その女神の主張は正しく、その女神の行動は正しく、その女神の裁きは正しかった。
その対象は大切ではなく、その対象は必須ではなく、その対象の死は悲しくはあっても喪失ではなかった。
大切に区分される逆廻十六夜が傷つけられはしたものの死んではおらず、自業自得であったが故に思うところはない。

故に彼の発言は、「反吐が出る」という処刑宣言はそこに向けられたものではなかった。
では一体何に向けられたのか。それは、女神の在り方そのものだった。

正義を決定づける存在、それは存在するだろう。だが気に食わない。
正義を実行する存在、それは存在するだろう。だが気に食わない。
裁かれなければならない存在、それは存在するだろう。だが気に食わない。
レティシアは死ぬべき悪である、それは事実だろう。まあそれはどうでもいい。

ああそう、つまり。絶対的な悪と絶対的な正義を決定づけることのできる彼は、絶対的な悪と絶対的な正義を決定づけることのできる彼女の存在が、ただ鬱陶しかっただけなのだ。



 ========



外道は感情の宿らない目で周囲の情報をとらえ、刀を抜く。妖刀師子王、社に祀られ神刀へと足をかけた一振り。神をも切りうる名刀。
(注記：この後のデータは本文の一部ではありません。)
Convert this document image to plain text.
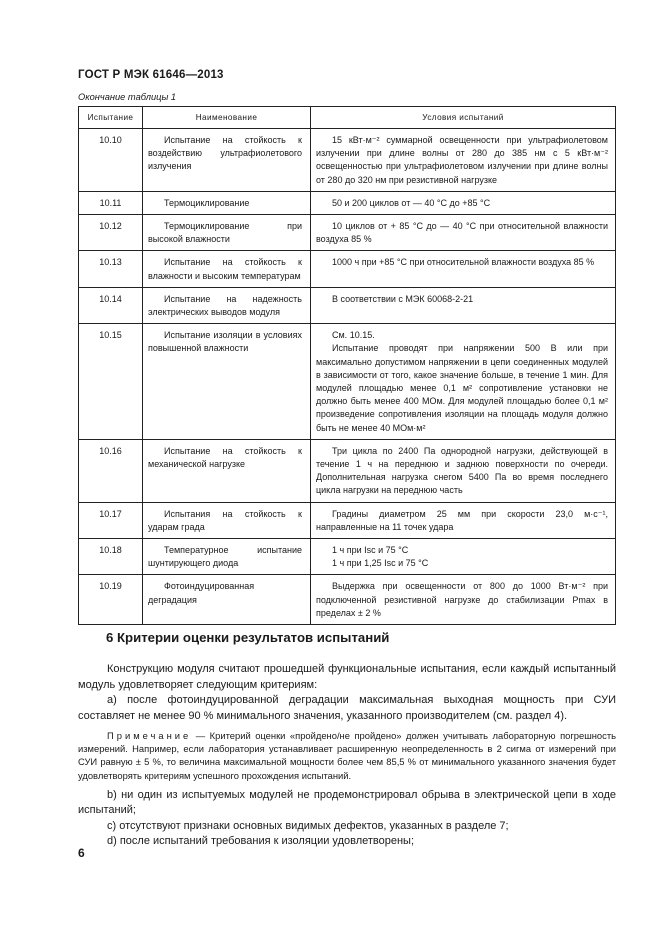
ГОСТ Р МЭК 61646—2013
Окончание таблицы 1
Испытание	Наименование	Условия испытаний
10.10	Испытание на стойкость к воздействию ультрафиолетового излучения	15 кВт·м⁻² суммарной освещенности при ультрафиолетовом излучении при длине волны от 280 до 385 нм с 5 кВт·м⁻² освещенностью при ультрафиолетовом излучении при длине волны от 280 до 320 нм при резистивной нагрузке

10.11	Термоциклирование	50 и 200 циклов от — 40 °С до +85 °С

10.12	Термоциклирование при высокой влажности	10 циклов от + 85 °С до — 40 °С при относительной влажности воздуха 85 %

10.13	Испытание на стойкость к влажности и высоким температурам	1000 ч при +85 °С при относительной влажности воздуха 85 %

10.14	Испытание на надежность электрических выводов модуля	В соответствии с МЭК 60068-2-21

10.15	Испытание изоляции в условиях повышенной влажности	См. 10.15.
Испытание проводят при напряжении 500 В или при максимально допустимом напряжении в цепи соединенных модулей в зависимости от того, какое значение больше, в течение 1 мин. Для модулей площадью менее 0,1 м² сопротивление установки не должно быть менее 400 МОм. Для модулей площадью более 0,1 м² произведение сопротивления изоляции на площадь модуля должно быть не менее 40 МОм·м²

10.16	Испытание на стойкость к механической нагрузке	Три цикла по 2400 Па однородной нагрузки, действующей в течение 1 ч на переднюю и заднюю поверхности по очереди. Дополнительная нагрузка снегом 5400 Па во время последнего цикла нагрузки на переднюю часть

10.17	Испытания на стойкость к ударам града	Градины диаметром 25 мм при скорости 23,0 м·с⁻¹, направленные на 11 точек удара

10.18	Температурное испытание шунтирующего диода	1 ч при Isc и 75 °С
1 ч при 1,25 Isc и 75 °С

10.19	Фотоиндуцированная деградация	Выдержка при освещенности от 800 до 1000 Вт·м⁻² при подключенной резистивной нагрузке до стабилизации Pmax в пределах ± 2 %
6 Критерии оценки результатов испытаний

Конструкцию модуля считают прошедшей функциональные испытания, если каждый испытанный модуль удовлетворяет следующим критериям:

а) после фотоиндуцированной деградации максимальная выходная мощность при СУИ составляет не менее 90 % минимального значения, указанного производителем (см. раздел 4).

Примечание — Критерий оценки «пройдено/не пройдено» должен учитывать лабораторную погрешность измерений. Например, если лаборатория устанавливает расширенную неопределенность в 2 сигма от измерений при СУИ равную ± 5 %, то величина максимальной мощности более чем 85,5 % от минимального указанного значения будет удовлетворять критериям успешного прохождения испытаний.

b) ни один из испытуемых модулей не продемонстрировал обрыва в электрической цепи в ходе испытаний;

c) отсутствуют признаки основных видимых дефектов, указанных в разделе 7;

d) после испытаний требования к изоляции удовлетворены;

6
相対する正義はその対立を悲しく思い、剣を構える。鎚は裁きを下すためのものであり、剣は悪を両断するためのものであり、天秤は善悪を測るためのものである。それ故に、相手の目を覚ますために振るうは剣だ。


双者は交叉した。そしてその結果は、明確であった。
第一に、双者の格に大きな差は存在しない。積み重ねた霊格こそ異なれど、正義の体現者と境界の体現者。境界を定め、それ故に主催者権限を封じる権利を持つ存在。運命への干渉は打ち消される。
故に、その結果を定めたのは目標にあった。女神は心の在り方を正すことを目的に振るい、外道は殺すために振るった。剣は両断され、足は切り落とされ、足の機能は失われた。
その瞬間、女神はようやく、一つの事実を認識した。躊躇うことなく足を狙い、罠を仕掛け、苦痛を与えるためだけに鈍らせたその刃に。相手は自分を苦しめるつもりでいるのだと・・・明確な悪意(・・)を察知する。
それを認識すれば、もはや躊躇うことはない。何故という困惑こそ残るものの、正しく裁くために主催者権限(正義)実行(開催)する。天秤が現れ、その瞬間に彼女はゲームを正しく進行するためだけの存在(歯車)へと移り変わる。後は目に移る罪状を天秤へと導くのみ。しかし、その皿は何も乗せずに消滅する。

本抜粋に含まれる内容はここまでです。